イスラエルの三代目の王、ダビデの子ソロモンの始まりです。王になった彼の夢に主が現れ、「あなたに何を与えようか。願え」と言うのです。ソロモンは民を治めるための判断力、知恵を求めました。それは主のみこころにかない、そればかりではなく、富みも誉れも与えられます。
その知恵は類い稀なものでした。知恵文学と呼ばれる箴言の多くに彼の名が冠せられ、伝道者の書も直接の著作であると記されていませんが、その内容がソロモン由来としか考えられないような経験と知恵が記されています。また、周辺諸国からその知恵を求めて謁見が求められました。そしてこの1列王記も続くところにその知恵の実際、小さな赤ちゃんを巡って、自分の子だと言い争う女たちの真の母親を見分けたすぐれた知恵が記録されています。
そのすべては主に与えられた賜物、ギフトです。世は自分の能力、経験、スキルを求めます。しかし、信仰者にとってはすべてのものが神に与えられた賜物だと受けとめることが大切です。一方、1コリント12章には、様々な御霊の賜物について教えています。なぜならそこに混乱があったからです。賜物はキリストのからだの器官としてそれぞれに分け与えられたものであることをわきまえないときに誇りとさばきに使ってしまうからです。

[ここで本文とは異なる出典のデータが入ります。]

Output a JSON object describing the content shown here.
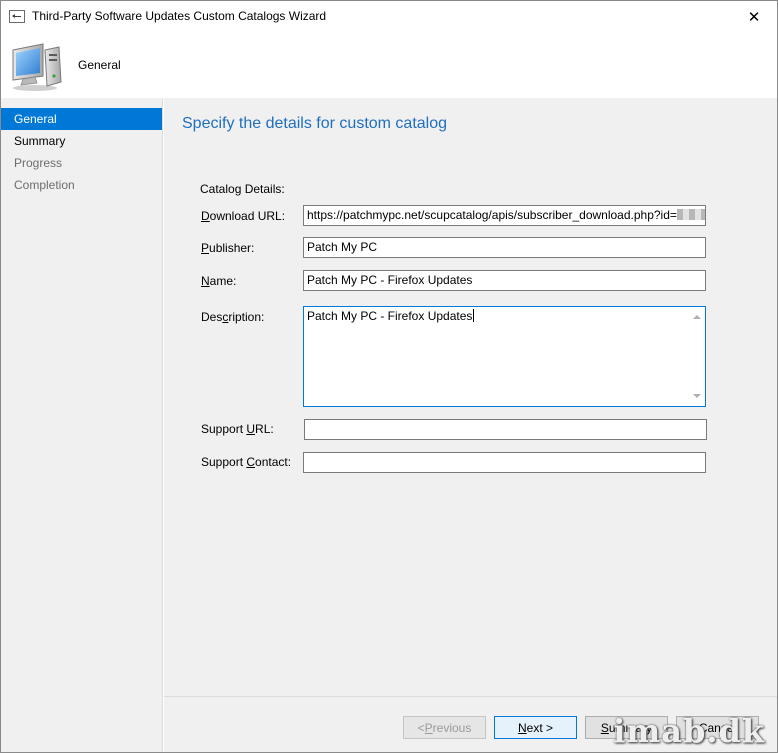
{
  "window": {
    "title": "Third-Party Software Updates Custom Catalogs Wizard",
    "close_glyph": "✕"
  },
  "header": {
    "title": "General",
    "icon": "computer-icon"
  },
  "nav": {
    "items": [
      {
        "label": "General",
        "state": "active"
      },
      {
        "label": "Summary",
        "state": "enabled"
      },
      {
        "label": "Progress",
        "state": "disabled"
      },
      {
        "label": "Completion",
        "state": "disabled"
      }
    ]
  },
  "main": {
    "page_title": "Specify the details for custom catalog",
    "section_label": "Catalog Details:",
    "fields": {
      "download_url": {
        "label_pre": "",
        "label_key": "D",
        "label_post": "ownload URL:",
        "value": "https://patchmypc.net/scupcatalog/apis/subscriber_download.php?id="
      },
      "publisher": {
        "label_pre": "",
        "label_key": "P",
        "label_post": "ublisher:",
        "value": "Patch My PC"
      },
      "name": {
        "label_pre": "",
        "label_key": "N",
        "label_post": "ame:",
        "value": "Patch My PC - Firefox Updates"
      },
      "description": {
        "label_pre": "Des",
        "label_key": "c",
        "label_post": "ription:",
        "value": "Patch My PC - Firefox Updates"
      },
      "support_url": {
        "label_pre": "Support ",
        "label_key": "U",
        "label_post": "RL:",
        "value": ""
      },
      "support_contact": {
        "label_pre": "Support ",
        "label_key": "C",
        "label_post": "ontact:",
        "value": ""
      }
    }
  },
  "footer": {
    "previous": {
      "pre": "< ",
      "key": "P",
      "post": "revious",
      "enabled": false
    },
    "next": {
      "pre": "",
      "key": "N",
      "post": "ext >",
      "enabled": true
    },
    "summary": {
      "pre": "",
      "key": "S",
      "post": "ummary",
      "enabled": true
    },
    "cancel": {
      "label": "Cancel",
      "enabled": true
    }
  },
  "watermark": "imab.dk",
  "colors": {
    "accent": "#0078d7",
    "title_blue": "#1f6fbf",
    "panel_bg": "#f0f0f0"
  }
}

1コリント書は「さらにまさる道」として愛を教えます。1ペテロ4章でも「愛し合うこと」に続いて賜物をもって仕え合うことを教えています。そして、「弱さ」ですら、労り合う愛のために用いられるのです。ソロモンの始まりは神に与えられた賜物であることをわきまえて謙遜になって仕えるよい始まりだったにもかかわらず、やがて権力と力という魔物に飲み込まれてしまいます。すべてのことが主に与えられた賜物であることを感謝し、謙遜に互いのために愛をもって仕え合う歩みをともに築いていこうではありませんか。